Find length of smallest window that contains all the characters of a string in another string

Question

Recently i have been interviewed. I didn\'t do well cause i got stuck at the following question

suppose a sequence is given : A D C B D A B C D A C D and search seq

Answer 1

Here is my solution in Python. It returns the indexes assuming 0-indexed sequences. Therefore, for the given example it returns (9, 11) instead of (10, 12).
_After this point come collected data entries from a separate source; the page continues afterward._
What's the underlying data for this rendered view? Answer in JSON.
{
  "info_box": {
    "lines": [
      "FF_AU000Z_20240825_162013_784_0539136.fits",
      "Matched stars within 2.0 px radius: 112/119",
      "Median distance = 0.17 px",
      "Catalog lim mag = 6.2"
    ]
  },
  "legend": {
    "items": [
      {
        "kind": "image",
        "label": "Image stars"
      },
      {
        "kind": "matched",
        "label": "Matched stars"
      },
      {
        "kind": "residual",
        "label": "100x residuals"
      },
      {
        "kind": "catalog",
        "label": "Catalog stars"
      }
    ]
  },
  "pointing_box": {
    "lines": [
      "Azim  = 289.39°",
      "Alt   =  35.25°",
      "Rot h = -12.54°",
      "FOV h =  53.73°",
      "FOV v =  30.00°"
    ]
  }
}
Obviously it's easy to mutate this to return (10, 12) if you wish.

def solution(s, ss):
    S, E = [], []
    for i in xrange(len(s)):
        if s[i] == ss[0]:
            S.append(i)
        if s[i] == ss[-1]:
            E.append(i)
    candidates = sorted([(start, end) for start in S for end in E
                        if start <= end and end - start >= len(ss) - 1],
                        lambda x,y: (x[1] - x[0]) - (y[1] - y[0]))
    for cand in candidates:
        i, j = cand[0], 0
        while i <= cand[-1]:
            if s[i] == ss[j]:
                j += 1
            i += 1
        if j == len(ss):
            return cand

Usage:

>>> from so import solution
>>> s = 'ADCBDABCDACD'
>>> solution(s, 'ACD')
(9, 11)
>>> solution(s, 'ADC')
(0, 2)
>>> solution(s, 'DCCD')
(1, 8)
>>> solution(s, s)
(0, 11)
>>> s = 'ABC'
>>> solution(s, 'B')
(1, 1)
>>> print solution(s, 'gibberish')
None

I think the time complexity is O(p log(p)) where p is the number of pairs of indexes in the sequence that refer to search_sequence[0] and search_sequence[-1] where the index for search_sequence[0] is less than the index forsearch_sequence[-1] because it sorts these p pairings using an O(n log n) algorithm. But then again, my substring iteration at the end could totally overshadow that sorting step. I'm not really sure.

It probably has a worst-case time complexity which is bounded by O(n*m) where n is the length of the sequence and m is the length of the search sequence, but at the moment I cannot think of an example worst-case.